Robbing Goa of its heritage

Written By DNA Web Team | Updated:

It is true that mindless real estate developers who have built obscene structures are responsible for the pillage in Goa.

Rajiv Desai

Panjim: It is an unseasonably hot November afternoon in Goa. Sitting in a shack on Mandrem beach, we are talking about how the weather’s all mixed up: hot all day, thunderstorms at night. The waiter comes around to take our order.

My friend Jug Suraiya orders chilled coconut water. The waiter looks nonplussed. My wife, who is Goan, helpfully tells him the Konkani name for it. “We only have Coke, Fanta and Sprite,” the waiter responds. Jug is furious. “My good man, there are coconut trees all around you. Why don’t you offer coconut water?”

It is very clear that the waiter thinks we are a pain. He looks around at the Western tourists sitting in the café and the sprinkling of Indians. I could tell he was thinking it is far better to serve them than us pesky souls who ask for coconut water, shrimp curry and country rice with tor, raw mango pickled in brine.

All they want is pasta and tandoori chicken. And he does not seem to want to be reminded of his Goan roots. He speaks English, German and Russian and has no patience with my wife who speaks to him in Konkani.

That small but telling experience encapsulates a growing problem in Goa. I have written in the past about the real estate rush and the ugly developments that are scarring the face of this last paradise in India. This time I have a different take on the situation in this idyllic state.

It is true that mindless real estate developers, who have built obscene structures and the national advertising agencies, who have sullied the landscape with ugly billboards, are responsible for the pillage in Goa. But now, staring incredulously at a sign in front of a house in Siolim, I begin to understand that greedy and insensitive locals are equally responsible; like Jaichands and Quislings, they deny their rich heritage to sell it to Philistines from Mumbai and Delhi. The sign read: “House to let. Foreigners only.”

Coming back to our encounter at the Mandrem café, the waiter and his captain peremptorily told us they served no local food and drink. It seemed to me they wore it as some sort of a badge to announce they were global and shunned local. We were simply an embarrassment, a reminder of the past that they sought to escape.

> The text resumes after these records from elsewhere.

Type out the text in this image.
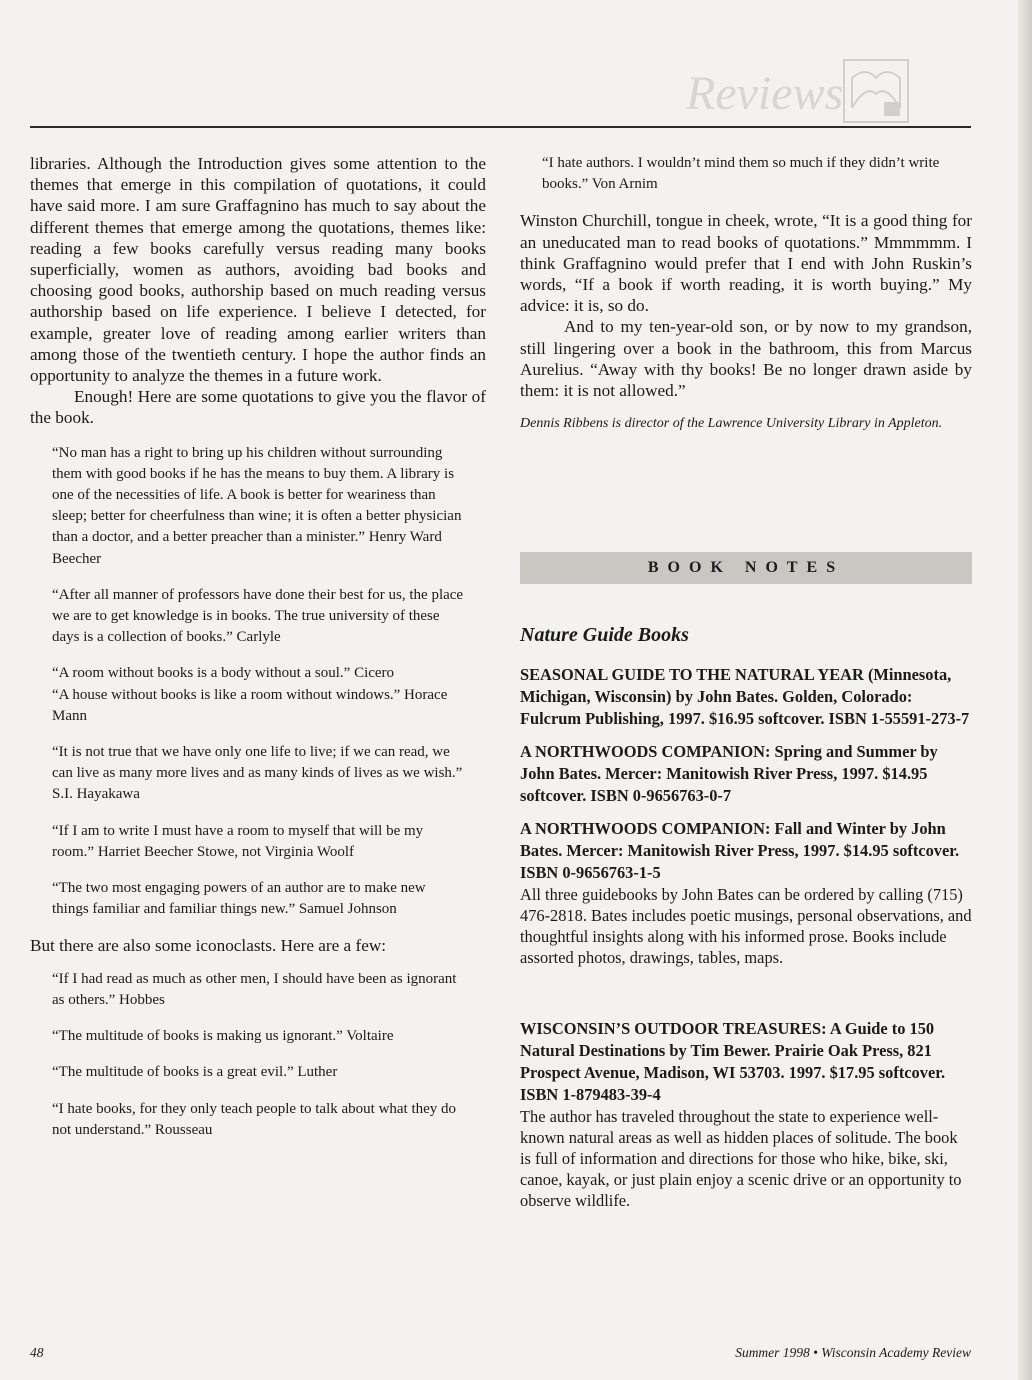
Reviews

libraries. Although the Introduction gives some attention to the themes that emerge in this compilation of quotations, it could have said more. I am sure Graffagnino has much to say about the different themes that emerge among the quotations, themes like: reading a few books carefully versus reading many books superficially, women as authors, avoiding bad books and choosing good books, authorship based on much reading versus authorship based on life experience. I believe I detected, for example, greater love of reading among earlier writers than among those of the twentieth century. I hope the author finds an opportunity to analyze the themes in a future work.

Enough! Here are some quotations to give you the flavor of the book.

“No man has a right to bring up his children without surrounding them with good books if he has the means to buy them. A library is one of the necessities of life. A book is better for weariness than sleep; better for cheerfulness than wine; it is often a better physician than a doctor, and a better preacher than a minister.” Henry Ward Beecher

“After all manner of professors have done their best for us, the place we are to get knowledge is in books. The true university of these days is a collection of books.” Carlyle

“A room without books is a body without a soul.” Cicero

“A house without books is like a room without windows.” Horace Mann

“It is not true that we have only one life to live; if we can read, we can live as many more lives and as many kinds of lives as we wish.” S.I. Hayakawa

“If I am to write I must have a room to myself that will be my room.” Harriet Beecher Stowe, not Virginia Woolf

“The two most engaging powers of an author are to make new things familiar and familiar things new.” Samuel Johnson

But there are also some iconoclasts. Here are a few:

“If I had read as much as other men, I should have been as ignorant as others.” Hobbes

“The multitude of books is making us ignorant.” Voltaire

“The multitude of books is a great evil.” Luther

“I hate books, for they only teach people to talk about what they do not understand.” Rousseau

“I hate authors. I wouldn’t mind them so much if they didn’t write books.” Von Arnim

Winston Churchill, tongue in cheek, wrote, “It is a good thing for an uneducated man to read books of quotations.” Mmmmmm. I think Graffagnino would prefer that I end with John Ruskin’s words, “If a book if worth reading, it is worth buying.” My advice: it is, so do.

And to my ten-year-old son, or by now to my grandson, still lingering over a book in the bathroom, this from Marcus Aurelius. “Away with thy books! Be no longer drawn aside by them: it is not allowed.”

Dennis Ribbens is director of the Lawrence University Library in Appleton.

BOOK NOTES

Nature Guide Books

SEASONAL GUIDE TO THE NATURAL YEAR (Minnesota, Michigan, Wisconsin) by John Bates. Golden, Colorado: Fulcrum Publishing, 1997. $16.95 softcover. ISBN 1-55591-273-7

A NORTHWOODS COMPANION: Spring and Summer by John Bates. Mercer: Manitowish River Press, 1997. $14.95 softcover. ISBN 0-9656763-0-7

A NORTHWOODS COMPANION: Fall and Winter by John Bates. Mercer: Manitowish River Press, 1997. $14.95 softcover. ISBN 0-9656763-1-5

All three guidebooks by John Bates can be ordered by calling (715) 476-2818. Bates includes poetic musings, personal observations, and thoughtful insights along with his informed prose. Books include assorted photos, drawings, tables, maps.

WISCONSIN’S OUTDOOR TREASURES: A Guide to 150 Natural Destinations by Tim Bewer. Prairie Oak Press, 821 Prospect Avenue, Madison, WI 53703. 1997. $17.95 softcover. ISBN 1-879483-39-4

The author has traveled throughout the state to experience well-known natural areas as well as hidden places of solitude. The book is full of information and directions for those who hike, bike, ski, canoe, kayak, or just plain enjoy a scenic drive or an opportunity to observe wildlife.

48	Summer 1998 • Wisconsin Academy Review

But it was not the past we sought to invoke; we simply wanted to remind them of the heritage that makes Goa what it is and sets it apart from the rest of India. Incidentally, like the beach shacks, very few five-star hotels serve Goan fare. Those that do, like the famed Souza Lobo on Calangute beach, temper their culinary heritage with touristy banality. The ambience is kitschy and the food is McGoan.

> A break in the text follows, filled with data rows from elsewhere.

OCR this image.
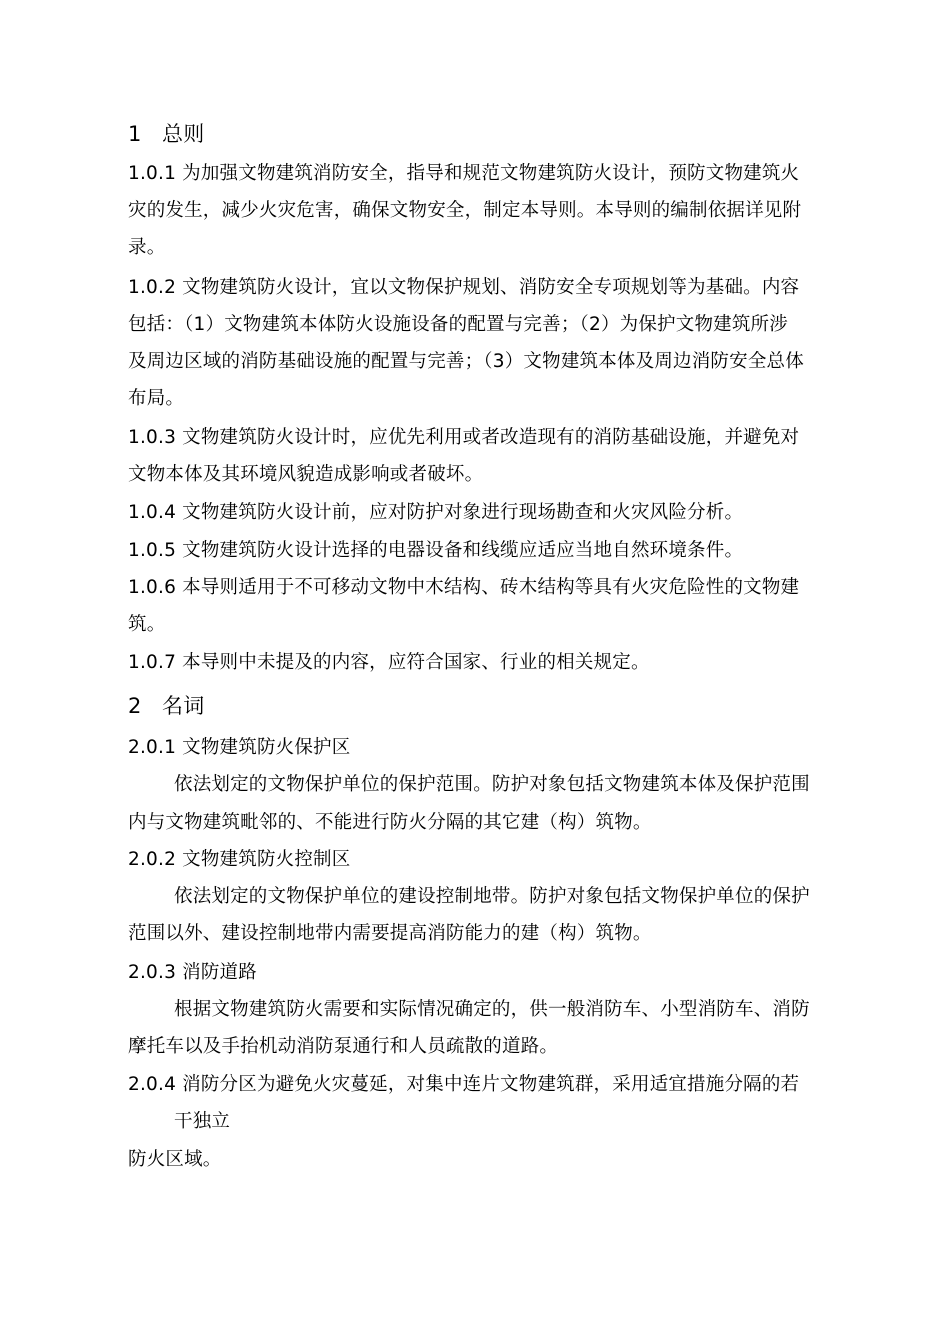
1 总则
1.0.1 为加强文物建筑消防安全，指导和规范文物建筑防火设计，预防文物建筑火
灾的发生，减少火灾危害，确保文物安全，制定本导则。本导则的编制依据详见附
录。
1.0.2 文物建筑防火设计，宜以文物保护规划、消防安全专项规划等为基础。内容
包括：（1）文物建筑本体防火设施设备的配置与完善；（2）为保护文物建筑所涉
及周边区域的消防基础设施的配置与完善；（3）文物建筑本体及周边消防安全总体
布局。
1.0.3 文物建筑防火设计时，应优先利用或者改造现有的消防基础设施，并避免对
文物本体及其环境风貌造成影响或者破坏。
1.0.4 文物建筑防火设计前，应对防护对象进行现场勘查和火灾风险分析。
1.0.5 文物建筑防火设计选择的电器设备和线缆应适应当地自然环境条件。
1.0.6 本导则适用于不可移动文物中木结构、砖木结构等具有火灾危险性的文物建
筑。
1.0.7 本导则中未提及的内容，应符合国家、行业的相关规定。
2 名词
2.0.1 文物建筑防火保护区
依法划定的文物保护单位的保护范围。防护对象包括文物建筑本体及保护范围
内与文物建筑毗邻的、不能进行防火分隔的其它建（构）筑物。
2.0.2 文物建筑防火控制区
依法划定的文物保护单位的建设控制地带。防护对象包括文物保护单位的保护
范围以外、建设控制地带内需要提高消防能力的建（构）筑物。
2.0.3 消防道路
根据文物建筑防火需要和实际情况确定的，供一般消防车、小型消防车、消防
摩托车以及手抬机动消防泵通行和人员疏散的道路。
2.0.4 消防分区为避免火灾蔓延，对集中连片文物建筑群，采用适宜措施分隔的若
干独立
防火区域。
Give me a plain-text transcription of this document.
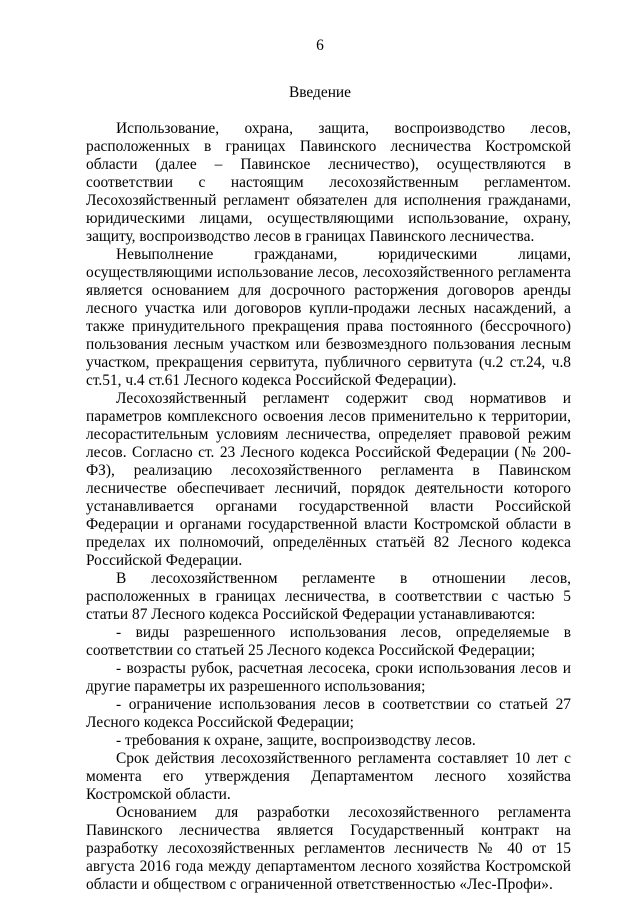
6
Введение

Использование, охрана, защита, воспроизводство лесов, расположенных в границах Павинского лесничества Костромской области (далее – Павинское лесничество), осуществляются в соответствии с настоящим лесохозяйственным регламентом. Лесохозяйственный регламент обязателен для исполнения гражданами, юридическими лицами, осуществляющими использование, охрану, защиту, воспроизводство лесов в границах Павинского лесничества.

Невыполнение гражданами, юридическими лицами, осуществляющими использование лесов, лесохозяйственного регламента является основанием для досрочного расторжения договоров аренды лесного участка или договоров купли-продажи лесных насаждений, а также принудительного прекращения права постоянного (бессрочного) пользования лесным участком или безвозмездного пользования лесным участком, прекращения сервитута, публичного сервитута (ч.2 ст.24, ч.8 ст.51, ч.4 ст.61 Лесного кодекса Российской Федерации).

Лесохозяйственный регламент содержит свод нормативов и параметров комплексного освоения лесов применительно к территории, лесорастительным условиям лесничества, определяет правовой режим лесов. Согласно ст. 23 Лесного кодекса Российской Федерации (№ 200-ФЗ), реализацию лесохозяйственного регламента в Павинском лесничестве обеспечивает лесничий, порядок деятельности которого устанавливается органами государственной власти Российской Федерации и органами государственной власти Костромской области в пределах их полномочий, определённых статьёй 82 Лесного кодекса Российской Федерации.

В лесохозяйственном регламенте в отношении лесов, расположенных в границах лесничества, в соответствии с частью 5 статьи 87 Лесного кодекса Российской Федерации устанавливаются:

- виды разрешенного использования лесов, определяемые в соответствии со статьей 25 Лесного кодекса Российской Федерации;

- возрасты рубок, расчетная лесосека, сроки использования лесов и другие параметры их разрешенного использования;

- ограничение использования лесов в соответствии со статьей 27 Лесного кодекса Российской Федерации;

- требования к охране, защите, воспроизводству лесов.

Срок действия лесохозяйственного регламента составляет 10 лет с момента его утверждения Департаментом лесного хозяйства Костромской области.

Основанием для разработки лесохозяйственного регламента Павинского лесничества является Государственный контракт на разработку лесохозяйственных регламентов лесничеств № 40 от 15 августа 2016 года между департаментом лесного хозяйства Костромской области и обществом с ограниченной ответственностью «Лес-Профи».
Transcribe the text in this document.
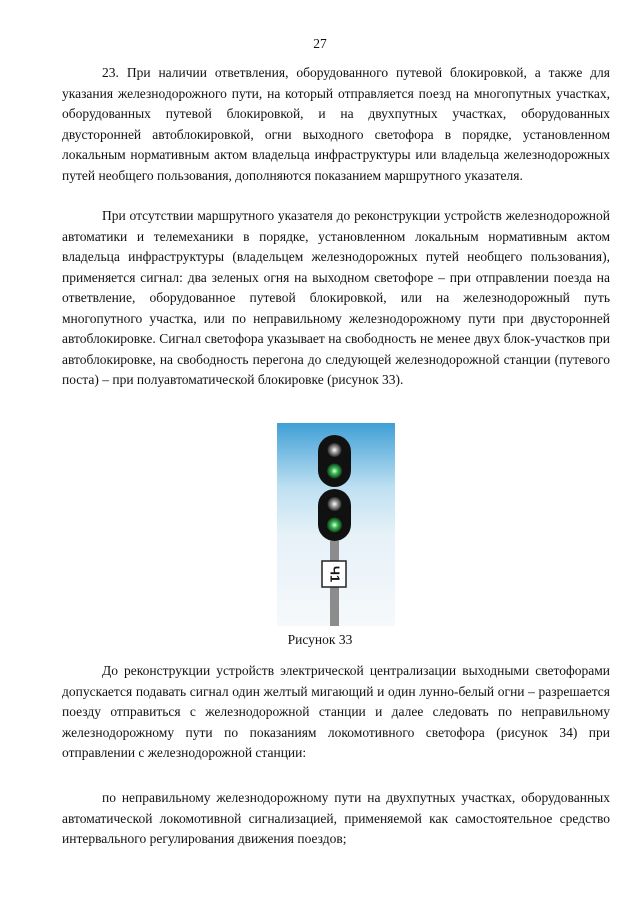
27

23. При наличии ответвления, оборудованного путевой блокировкой, а также для указания железнодорожного пути, на который отправляется поезд на многопутных участках, оборудованных путевой блокировкой, и на двухпутных участках, оборудованных двусторонней автоблокировкой, огни выходного светофора в порядке, установленном локальным нормативным актом владельца инфраструктуры или владельца железнодорожных путей необщего пользования, дополняются показанием маршрутного указателя.

При отсутствии маршрутного указателя до реконструкции устройств железнодорожной автоматики и телемеханики в порядке, установленном локальным нормативным актом владельца инфраструктуры (владельцем железнодорожных путей необщего пользования), применяется сигнал: два зеленых огня на выходном светофоре – при отправлении поезда на ответвление, оборудованное путевой блокировкой, или на железнодорожный путь многопутного участка, или по неправильному железнодорожному пути при двусторонней автоблокировке. Сигнал светофора указывает на свободность не менее двух блок-участков при автоблокировке, на свободность перегона до следующей железнодорожной станции (путевого поста) – при полуавтоматической блокировке (рисунок 33).

Ч1
Рисунок 33

До реконструкции устройств электрической централизации выходными светофорами допускается подавать сигнал один желтый мигающий и один лунно-белый огни – разрешается поезду отправиться с железнодорожной станции и далее следовать по неправильному железнодорожному пути по показаниям локомотивного светофора (рисунок 34) при отправлении с железнодорожной станции:

по неправильному железнодорожному пути на двухпутных участках, оборудованных автоматической локомотивной сигнализацией, применяемой как самостоятельное средство интервального регулирования движения поездов;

It is the same with stores, whether they sell groceries or clothes or furniture. This is not to argue the chauvinist line but to point out that the only thing Goan about them is that they are physically located in the state; they could just as well be in Thailand’s Phuket or Koh Samui.

Indeed,  parts of Goa are beginning to acquire the sleazy, transient look of these places that have turned their back on their own heritage and have become bastards of mindless tourism and relentless commerce, purveying sun, sand, sex and booze. In Goa, perhaps the most obnoxious influences are those of the low-grade Western tourists, who form the bulk of arrivals, and the Indian yobs, whose idea of Goa is a perverted voyeurism and self-indulgence.

Then there are the real estate sharks that see Goa as an opportunity to make big bucks or an act of social one-upmanship: “Darling, hotels are so déclassé. That’s why you must simply have your own house in Goa.”

Many low-grade realtors and high-end stores have sprouted to cater to the demand. Just the other day, at a store in Panjim, we found ourselves overwhelmed by acquisitive young Delhi couples buying tiles and expensive knick-knacks for their newly-acquired homes. Sickened, we left the store in search of a café to have a chilled beer to cool and calm us down.

In raising these concerns, I have no wish to sound like a curmudgeon, lamenting the loss of the good old days. Actually, I mourn the trend among locals to shun their heritage in pursuit of greed or a demented version of modernity. Added to the pillage by outsiders, this local phenomenon has raised a huge question-mark about the future of my sasural.